In zwei Orten geben Einwohner Stimme ab

Bürgermeisterwahlen am Sonntag in Seiffen und Großolbersdorf

Großolbersdorf/Seiffen.

Bürgermeisterwahlen stehen am Sonntag in Großolbersdorf und Seiffen auf dem Programm. Während es im Spielzeugdorf nur einen Bewerber gibt, geht es in der Gemeinde an der B 174 spannender zu. Denn dort gehen zwei Kandidaten ins Rennen: der amtierende Bürgermeister Uwe Günther (Handels- und Gewerbeverband Großolbersdorf) und sein Herausforderer Michael Wolf (CDU).

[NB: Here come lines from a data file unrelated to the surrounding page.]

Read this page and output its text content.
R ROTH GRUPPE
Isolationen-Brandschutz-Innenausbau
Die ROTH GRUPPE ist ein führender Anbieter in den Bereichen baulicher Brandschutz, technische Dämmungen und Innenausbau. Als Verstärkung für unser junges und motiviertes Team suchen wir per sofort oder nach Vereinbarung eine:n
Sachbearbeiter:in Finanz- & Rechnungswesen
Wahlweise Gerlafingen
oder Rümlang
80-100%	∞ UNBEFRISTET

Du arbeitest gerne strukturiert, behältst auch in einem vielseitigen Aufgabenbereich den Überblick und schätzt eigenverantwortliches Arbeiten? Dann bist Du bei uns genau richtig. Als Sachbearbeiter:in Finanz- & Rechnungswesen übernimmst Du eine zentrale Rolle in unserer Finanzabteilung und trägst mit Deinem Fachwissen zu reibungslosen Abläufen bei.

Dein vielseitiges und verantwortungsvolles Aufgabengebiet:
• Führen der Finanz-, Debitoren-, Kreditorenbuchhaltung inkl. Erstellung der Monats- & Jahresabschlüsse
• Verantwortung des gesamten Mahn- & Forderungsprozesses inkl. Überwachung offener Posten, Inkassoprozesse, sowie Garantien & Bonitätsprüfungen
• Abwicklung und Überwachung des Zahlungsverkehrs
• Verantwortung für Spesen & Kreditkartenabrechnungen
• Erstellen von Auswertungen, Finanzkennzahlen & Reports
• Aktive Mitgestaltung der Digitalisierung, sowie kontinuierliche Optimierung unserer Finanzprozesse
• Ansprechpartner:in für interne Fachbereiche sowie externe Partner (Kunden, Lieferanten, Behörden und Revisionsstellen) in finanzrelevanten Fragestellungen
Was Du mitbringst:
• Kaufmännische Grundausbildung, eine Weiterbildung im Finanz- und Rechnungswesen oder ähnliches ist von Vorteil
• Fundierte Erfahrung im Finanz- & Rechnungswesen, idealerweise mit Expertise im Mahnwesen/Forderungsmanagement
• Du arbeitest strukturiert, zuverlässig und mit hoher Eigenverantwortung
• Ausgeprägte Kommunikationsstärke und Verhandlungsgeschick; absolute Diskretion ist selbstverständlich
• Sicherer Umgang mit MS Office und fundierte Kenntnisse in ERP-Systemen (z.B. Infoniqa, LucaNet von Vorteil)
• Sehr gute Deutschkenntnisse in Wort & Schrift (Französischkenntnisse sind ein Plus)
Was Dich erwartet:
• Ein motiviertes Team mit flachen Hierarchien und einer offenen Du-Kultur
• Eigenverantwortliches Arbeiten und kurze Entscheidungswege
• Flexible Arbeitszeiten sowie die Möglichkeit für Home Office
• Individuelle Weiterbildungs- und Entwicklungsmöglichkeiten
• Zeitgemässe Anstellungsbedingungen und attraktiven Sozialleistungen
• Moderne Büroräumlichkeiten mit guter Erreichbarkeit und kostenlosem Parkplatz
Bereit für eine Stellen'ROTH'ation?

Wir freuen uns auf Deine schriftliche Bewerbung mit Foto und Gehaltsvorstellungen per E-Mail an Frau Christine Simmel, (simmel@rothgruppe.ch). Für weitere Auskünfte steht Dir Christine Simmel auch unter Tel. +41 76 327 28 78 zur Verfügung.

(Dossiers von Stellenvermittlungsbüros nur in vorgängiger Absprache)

Günther (60), dessen siebenjährige Amtszeit in diesem Monat endet, war zur Mitgliederversammlung des Handels- und Gewerbeverbandes Großolbersdorf am 22. Juni einstimmig als Kandidat für die Wahl nominiert worden. "Ich möchte die Geschicke unserer Gemeinde gern auch die kommenden sieben Jahre leiten und die erfolgreiche Arbeit der vergangenen Jahre weiterführen", so Günther.

"Mir bereitet die Arbeit in der Lokalpolitik viel Freude. Ich möchte den Ort voranbringen und seine Selbstständigkeit bewahren", sagt sein Gegenkandidat Michael Wolf. Der 45-jährige Verwaltungsbetriebswirt gehört seit 2014 dem Großolbersdorfer Gemeinderat an. Zur Kommunalwahl im Mai 2019 wurde er mit den meisten Wählerstimmen aller Ratsmitglieder erneut in das Gremium gewählt und fungiert seither als stellvertretender Bürgermeister.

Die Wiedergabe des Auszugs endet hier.